The goal is to create a home energy network that reduces the use of fossil fuels, built around the Musk ecosystem: He’s the founder and chief executive officer of Tesla, chairman of SolarCity and the largest shareholder of both. The combination is “blindingly obvious”, he said on a conference call on Tuesday, and it’s part of the reason why he’s long described Tesla not as a car company, but as a provider of “energy innovation”.

There are hurdles to the proposed pairing.

“The challenge I see around this for both companies is that they’re kind of strapped for cash,” said Hugh Bromley, an analyst for Bloomberg New Energy Finance in New York. “They both need cash injections to fuel their growth.”

Future growth

“SolarCity has been trying to do that with securitisation and bond offerings and Tesla was really reliant on the success of the Model 3 to fund its future growth,” Bromley said. “So with these two cash-strapped businesses, how do you fund growth for the future? I don’t have an answer for that, because neither have done very well.”

Tesla shareholders will probably be opposed to the deal “as the synergies are limited”, Credit Suisse Group AG analysts including Patrick Jobin said in a research note late on Tuesday, adding that the capital intensity of SolarCity’s business would increase the risk profile of Tesla’s business. The merger will also face what the bank described as a “corporate governmental mess”, with Musk’s involvement in both companies.

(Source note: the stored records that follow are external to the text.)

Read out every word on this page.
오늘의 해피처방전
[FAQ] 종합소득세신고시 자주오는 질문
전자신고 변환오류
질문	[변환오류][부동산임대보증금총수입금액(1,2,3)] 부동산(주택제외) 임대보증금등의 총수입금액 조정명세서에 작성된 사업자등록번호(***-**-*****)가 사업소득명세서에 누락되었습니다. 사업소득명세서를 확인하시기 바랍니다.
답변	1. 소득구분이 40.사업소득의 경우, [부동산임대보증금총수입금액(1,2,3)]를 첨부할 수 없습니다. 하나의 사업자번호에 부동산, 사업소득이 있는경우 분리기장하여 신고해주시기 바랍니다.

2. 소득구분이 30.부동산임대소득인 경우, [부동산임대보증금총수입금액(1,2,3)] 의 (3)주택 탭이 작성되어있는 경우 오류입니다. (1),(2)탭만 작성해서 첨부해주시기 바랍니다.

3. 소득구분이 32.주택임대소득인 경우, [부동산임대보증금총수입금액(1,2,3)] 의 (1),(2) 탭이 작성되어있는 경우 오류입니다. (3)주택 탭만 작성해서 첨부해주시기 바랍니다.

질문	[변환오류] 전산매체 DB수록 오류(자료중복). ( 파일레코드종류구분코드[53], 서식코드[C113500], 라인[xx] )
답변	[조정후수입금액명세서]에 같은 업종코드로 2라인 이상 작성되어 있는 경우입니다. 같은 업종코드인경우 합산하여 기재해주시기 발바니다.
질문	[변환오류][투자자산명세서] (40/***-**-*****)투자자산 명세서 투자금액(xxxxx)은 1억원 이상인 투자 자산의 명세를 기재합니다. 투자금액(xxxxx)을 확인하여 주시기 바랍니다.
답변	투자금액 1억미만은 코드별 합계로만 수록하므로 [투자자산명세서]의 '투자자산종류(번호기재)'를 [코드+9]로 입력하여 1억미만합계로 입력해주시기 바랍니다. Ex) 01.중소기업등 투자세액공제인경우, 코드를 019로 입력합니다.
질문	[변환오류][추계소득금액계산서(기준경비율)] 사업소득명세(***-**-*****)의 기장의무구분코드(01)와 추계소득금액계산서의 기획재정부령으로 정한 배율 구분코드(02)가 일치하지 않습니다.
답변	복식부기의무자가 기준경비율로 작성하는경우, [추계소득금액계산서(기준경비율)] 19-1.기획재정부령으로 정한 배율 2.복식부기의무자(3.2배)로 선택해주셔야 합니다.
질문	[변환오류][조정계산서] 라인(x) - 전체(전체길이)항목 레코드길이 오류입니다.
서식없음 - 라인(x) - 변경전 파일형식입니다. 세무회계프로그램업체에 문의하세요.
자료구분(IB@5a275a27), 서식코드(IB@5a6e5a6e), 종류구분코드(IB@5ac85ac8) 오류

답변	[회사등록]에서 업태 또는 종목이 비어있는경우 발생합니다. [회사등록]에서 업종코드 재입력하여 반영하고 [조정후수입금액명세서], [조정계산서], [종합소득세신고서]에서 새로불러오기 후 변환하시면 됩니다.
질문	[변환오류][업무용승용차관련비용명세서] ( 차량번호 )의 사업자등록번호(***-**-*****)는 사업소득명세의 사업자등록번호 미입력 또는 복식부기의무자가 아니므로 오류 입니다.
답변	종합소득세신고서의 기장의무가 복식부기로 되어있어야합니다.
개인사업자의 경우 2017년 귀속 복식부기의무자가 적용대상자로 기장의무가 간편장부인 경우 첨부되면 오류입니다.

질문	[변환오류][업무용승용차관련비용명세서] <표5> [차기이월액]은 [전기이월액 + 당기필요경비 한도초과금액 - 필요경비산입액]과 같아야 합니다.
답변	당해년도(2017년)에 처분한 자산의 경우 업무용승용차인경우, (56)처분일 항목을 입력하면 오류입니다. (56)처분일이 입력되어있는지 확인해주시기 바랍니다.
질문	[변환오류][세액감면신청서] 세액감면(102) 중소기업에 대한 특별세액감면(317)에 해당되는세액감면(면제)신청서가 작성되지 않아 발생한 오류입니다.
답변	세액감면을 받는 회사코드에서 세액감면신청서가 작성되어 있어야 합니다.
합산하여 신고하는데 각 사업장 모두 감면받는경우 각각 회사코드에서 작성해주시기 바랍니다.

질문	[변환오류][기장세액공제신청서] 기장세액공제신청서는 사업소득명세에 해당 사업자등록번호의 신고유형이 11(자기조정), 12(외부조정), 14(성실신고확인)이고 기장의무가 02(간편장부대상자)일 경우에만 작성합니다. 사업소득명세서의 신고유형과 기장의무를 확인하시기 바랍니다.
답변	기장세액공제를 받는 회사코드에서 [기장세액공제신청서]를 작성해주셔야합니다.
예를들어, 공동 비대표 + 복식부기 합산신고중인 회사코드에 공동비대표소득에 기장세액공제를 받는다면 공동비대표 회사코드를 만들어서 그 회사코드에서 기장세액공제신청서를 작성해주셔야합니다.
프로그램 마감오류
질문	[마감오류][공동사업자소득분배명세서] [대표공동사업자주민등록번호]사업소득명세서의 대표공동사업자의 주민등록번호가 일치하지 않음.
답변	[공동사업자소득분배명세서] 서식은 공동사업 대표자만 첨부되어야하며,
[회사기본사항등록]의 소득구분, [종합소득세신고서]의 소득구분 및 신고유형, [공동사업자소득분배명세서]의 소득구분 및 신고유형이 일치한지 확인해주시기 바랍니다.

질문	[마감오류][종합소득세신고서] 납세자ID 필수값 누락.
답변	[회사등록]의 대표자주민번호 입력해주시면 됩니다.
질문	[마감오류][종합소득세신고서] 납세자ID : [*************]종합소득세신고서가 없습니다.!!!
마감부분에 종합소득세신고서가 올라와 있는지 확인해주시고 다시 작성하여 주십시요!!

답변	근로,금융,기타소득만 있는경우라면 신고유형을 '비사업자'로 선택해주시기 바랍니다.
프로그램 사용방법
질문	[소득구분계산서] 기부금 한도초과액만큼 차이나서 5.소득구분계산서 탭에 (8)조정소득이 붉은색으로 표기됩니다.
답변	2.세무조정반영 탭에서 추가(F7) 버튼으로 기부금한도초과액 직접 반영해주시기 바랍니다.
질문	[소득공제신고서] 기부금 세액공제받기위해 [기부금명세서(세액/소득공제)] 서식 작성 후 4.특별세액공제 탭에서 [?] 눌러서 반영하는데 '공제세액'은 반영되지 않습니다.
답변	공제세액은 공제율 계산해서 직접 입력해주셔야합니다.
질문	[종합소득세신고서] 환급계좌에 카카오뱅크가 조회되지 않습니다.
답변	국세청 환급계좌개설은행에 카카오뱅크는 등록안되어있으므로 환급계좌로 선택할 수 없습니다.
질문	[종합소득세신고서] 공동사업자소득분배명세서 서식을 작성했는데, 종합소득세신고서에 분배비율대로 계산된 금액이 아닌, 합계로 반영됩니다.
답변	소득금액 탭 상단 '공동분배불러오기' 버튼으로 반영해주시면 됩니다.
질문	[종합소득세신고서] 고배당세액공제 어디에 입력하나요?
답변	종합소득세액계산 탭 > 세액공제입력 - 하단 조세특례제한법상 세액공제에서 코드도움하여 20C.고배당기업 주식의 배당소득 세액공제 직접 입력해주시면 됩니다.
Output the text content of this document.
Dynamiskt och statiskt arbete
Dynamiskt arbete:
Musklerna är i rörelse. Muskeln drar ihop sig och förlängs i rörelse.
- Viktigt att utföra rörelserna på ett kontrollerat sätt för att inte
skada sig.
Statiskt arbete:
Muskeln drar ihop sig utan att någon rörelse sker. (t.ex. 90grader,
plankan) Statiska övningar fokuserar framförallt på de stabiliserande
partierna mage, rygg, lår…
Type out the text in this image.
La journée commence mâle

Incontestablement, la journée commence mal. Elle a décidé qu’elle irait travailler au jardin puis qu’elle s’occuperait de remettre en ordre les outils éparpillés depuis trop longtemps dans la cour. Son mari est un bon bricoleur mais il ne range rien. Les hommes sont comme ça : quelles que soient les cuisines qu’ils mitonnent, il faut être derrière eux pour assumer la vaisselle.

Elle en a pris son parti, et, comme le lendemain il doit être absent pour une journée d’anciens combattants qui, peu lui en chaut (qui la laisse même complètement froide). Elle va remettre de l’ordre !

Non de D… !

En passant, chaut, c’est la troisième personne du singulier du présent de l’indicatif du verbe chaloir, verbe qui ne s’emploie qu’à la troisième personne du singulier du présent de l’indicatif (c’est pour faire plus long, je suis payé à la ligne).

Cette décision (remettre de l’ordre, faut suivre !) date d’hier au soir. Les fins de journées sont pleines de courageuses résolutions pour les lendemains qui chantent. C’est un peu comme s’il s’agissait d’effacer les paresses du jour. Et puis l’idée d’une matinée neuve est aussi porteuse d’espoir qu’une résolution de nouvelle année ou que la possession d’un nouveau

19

Oppenheimer & Company analysts including Colin Rusch downgraded Tesla, saying investors will probably view the deal as “a bailout” for SolarCity and “a distraction” to Tesla’s own production issues. “We do not view this acquisition as the best and highest use” of Tesla’s capital, Rusch said in the company’s research note on Tuesday.

Musk offered SolarCity shareholders $26.50 to $28.50 a share, a premium of as much as 35 percent from Tuesday’s closing price, according to a post on the Palo Alto, California-based company’s blog. That values the largest US rooftop solar developer at as much as $2.86 billion. SolarCity’s average 12-month price target among analysts surveyed by Bloomberg is $29.82. Musk recused himself from the approval process.

The two companies are already working together. SolarCity offers a residential energy storage system to solar customers, using Tesla’s Powerwall batteries.

Tremendous synergies

“There are tremendous synergies between these two companies,” SolarCity’s CEO, Lyndon Rive, said in a letter to employees on Tuesday. Rive and his brother Peter Rive co-founded the San Mateo, California-based solar company and are Musk’s cousins.

Tesla is building a large battery factory in Nevada, the Gigafactory, and has said from the start that the facility will supply components that will power cars and store solar energy.

The company “is actively involved in storage”, Pavel Molchanov, an analyst at Raymond James Financial, said in an email on Tuesday. “Tesla clearly aims to become a broad-based player in clean tech, not just electric vehicles.”

If Tesla is able to master software connecting electric cars, energy storage and rooftop solar, Musk has the potential to create “an entirely new utility model”, Bromley said.

“As the software part of Tesla’s business grows, the software that binds this all together, there will be a shift away from the Tesla brand being about the electric vehicle and the shiny battery box and more about facilitating the customers’ entire energy needs and requirements,” he said.